I także chwałę, którą Mi dałeś, przekazałem im, aby stanowili jedno, tak jak My jedno stanowimy. Ja w nich, a Ty we Mnie! Oby się tak zespolili w jedno, aby świat poznał, żeś Ty Mnie posłał i żeś Ty ich umiłował tak, jak Mnie umiłowałeś. Ojcze, chcę, aby także ci, których Mi dałeś, byli ze Mną tam, gdzie Ja jestem, aby widzieli chwałę moją, którą Mi dałeś, bo umiłowałeś Mnie przed założeniem świata. Ojcze sprawiedliwy! Świat Ciebie nie poznał, lecz Ja Ciebie poznałem i oni poznali, żeś Ty Mnie posłał. Objawiłem im Twoje imię i nadal będę objawiał, aby miłość, którą Ty Mnie umiłowałeś, w nich była i Ja w nich.

 

       Niezwykle ważne jest to, że sam Jezus modlił się w Wieczerniku za nas. Modlił się o jedność miedzy nami. Modlił się o to dla Apostołów i dla nas wszystkich. Modlił się, bo zapewne wiedział doskonale, jak jest to trudne zadanie.
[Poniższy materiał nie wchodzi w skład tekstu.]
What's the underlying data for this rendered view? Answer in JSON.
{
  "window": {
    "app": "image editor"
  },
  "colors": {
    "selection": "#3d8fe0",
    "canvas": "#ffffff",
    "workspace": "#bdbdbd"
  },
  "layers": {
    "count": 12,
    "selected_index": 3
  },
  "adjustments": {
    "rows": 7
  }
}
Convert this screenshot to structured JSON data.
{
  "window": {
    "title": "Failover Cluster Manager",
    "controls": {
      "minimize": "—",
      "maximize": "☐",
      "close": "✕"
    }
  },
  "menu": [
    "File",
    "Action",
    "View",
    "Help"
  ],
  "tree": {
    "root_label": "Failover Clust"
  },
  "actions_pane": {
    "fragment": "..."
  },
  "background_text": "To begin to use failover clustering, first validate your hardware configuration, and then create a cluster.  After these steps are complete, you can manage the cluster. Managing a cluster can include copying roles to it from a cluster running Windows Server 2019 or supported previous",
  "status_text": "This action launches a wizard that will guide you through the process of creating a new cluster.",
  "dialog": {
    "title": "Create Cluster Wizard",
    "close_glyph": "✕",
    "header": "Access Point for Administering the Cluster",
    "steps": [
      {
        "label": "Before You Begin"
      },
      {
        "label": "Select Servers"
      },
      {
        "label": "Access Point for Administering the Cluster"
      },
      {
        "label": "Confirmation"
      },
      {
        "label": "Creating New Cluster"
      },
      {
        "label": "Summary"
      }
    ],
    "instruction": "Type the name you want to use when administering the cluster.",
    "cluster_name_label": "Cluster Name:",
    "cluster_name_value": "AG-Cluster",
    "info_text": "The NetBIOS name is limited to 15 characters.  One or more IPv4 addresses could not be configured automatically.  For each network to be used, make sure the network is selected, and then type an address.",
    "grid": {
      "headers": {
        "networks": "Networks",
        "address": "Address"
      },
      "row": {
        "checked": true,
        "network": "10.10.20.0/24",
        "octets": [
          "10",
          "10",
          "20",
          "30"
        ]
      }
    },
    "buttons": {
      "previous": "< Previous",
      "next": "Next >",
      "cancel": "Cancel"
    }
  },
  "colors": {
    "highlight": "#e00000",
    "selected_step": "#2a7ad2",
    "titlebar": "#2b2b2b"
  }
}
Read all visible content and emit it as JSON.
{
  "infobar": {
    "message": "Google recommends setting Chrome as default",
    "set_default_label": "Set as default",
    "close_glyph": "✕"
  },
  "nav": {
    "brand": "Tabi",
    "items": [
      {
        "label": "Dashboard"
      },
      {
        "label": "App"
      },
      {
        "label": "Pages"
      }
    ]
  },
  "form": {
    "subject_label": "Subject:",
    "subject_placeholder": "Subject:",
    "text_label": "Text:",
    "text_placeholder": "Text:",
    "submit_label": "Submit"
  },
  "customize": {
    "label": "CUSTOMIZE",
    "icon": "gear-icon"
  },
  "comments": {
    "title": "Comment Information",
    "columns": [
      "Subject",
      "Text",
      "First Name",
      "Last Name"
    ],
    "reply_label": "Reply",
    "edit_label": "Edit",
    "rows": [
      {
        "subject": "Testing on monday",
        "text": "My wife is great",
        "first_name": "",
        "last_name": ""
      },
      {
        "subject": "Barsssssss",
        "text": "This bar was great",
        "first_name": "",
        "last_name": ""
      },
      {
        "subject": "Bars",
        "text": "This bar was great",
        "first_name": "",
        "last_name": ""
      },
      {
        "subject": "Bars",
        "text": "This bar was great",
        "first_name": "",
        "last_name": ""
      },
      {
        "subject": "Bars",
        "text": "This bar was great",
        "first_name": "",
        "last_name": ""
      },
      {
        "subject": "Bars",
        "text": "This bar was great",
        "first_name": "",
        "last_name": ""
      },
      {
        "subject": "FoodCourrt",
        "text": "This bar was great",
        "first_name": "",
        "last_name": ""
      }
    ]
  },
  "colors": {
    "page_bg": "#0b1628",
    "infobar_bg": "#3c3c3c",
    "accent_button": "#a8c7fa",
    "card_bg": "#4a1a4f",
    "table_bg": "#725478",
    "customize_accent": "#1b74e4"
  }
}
      Wzorem jest jedność Ojca i Syna. Jedność, jaką mamy odwzorować w chrześcijańskich wspólnotach, aby patrzący na świadectwo naszego życia uwierzyli w Ojca i Syna. Jak to uczynić skoro tyle w nas egoizmu, skoro tyle grzechu i zła? Jak to uczynić, skoro tyle rozłamów, nienawiści, skoro jeden przeciw drugiemu, a nie jeden z drugim solidarnie? Po ludzku, to niemożliwe, ale w Nim i z Nim wszystko jest możliwe. Nie mogą nas załamać niepowodzenia nawet wielkie, nie można akcentować tylko rozłamu w chrześcijaństwie, bo ważne jest to, że siłą w nas jest Jezusowa modlitwa, jaką zanosił za nas do Ojca w czasie pożegnania w Wieczerniku.
        Silny tą modlitwą św. Andrzej Bobola, jezuita, męczennik miał odwagę oddać życie,  służąc jedności. Silni tą samą modlitwą zabiegajmy o jedność naszych serc, bo to najważniejsze. Z harmonii naszego wnętrza, pełnego pokoju i zgody wewnętrznej zrodzi się jedność małżeństwa, rodziny, parafii, Kościoła, społeczeństwa, ojczyzny itd.
Słuchajmy tylko Jezusa, czytajmy Jego Słowo, bo ON objawia nam Ojca, aby miłość, fundament naszej jedności była w nas, łączyła nas, jednoczyła nas tak,  jak miłość jednoczy Ojca z Synem. Wielki to ideał, dlatego włączmy się w tę modlitwę, jaka Jezus zanosi za nas do Ojca, aby sprostać temu zadaniu jedności!
        Nie jesteśmy sami, jest Jezusowa modlitwa, jest wstawiennictwo św. Andrzeja Boboli.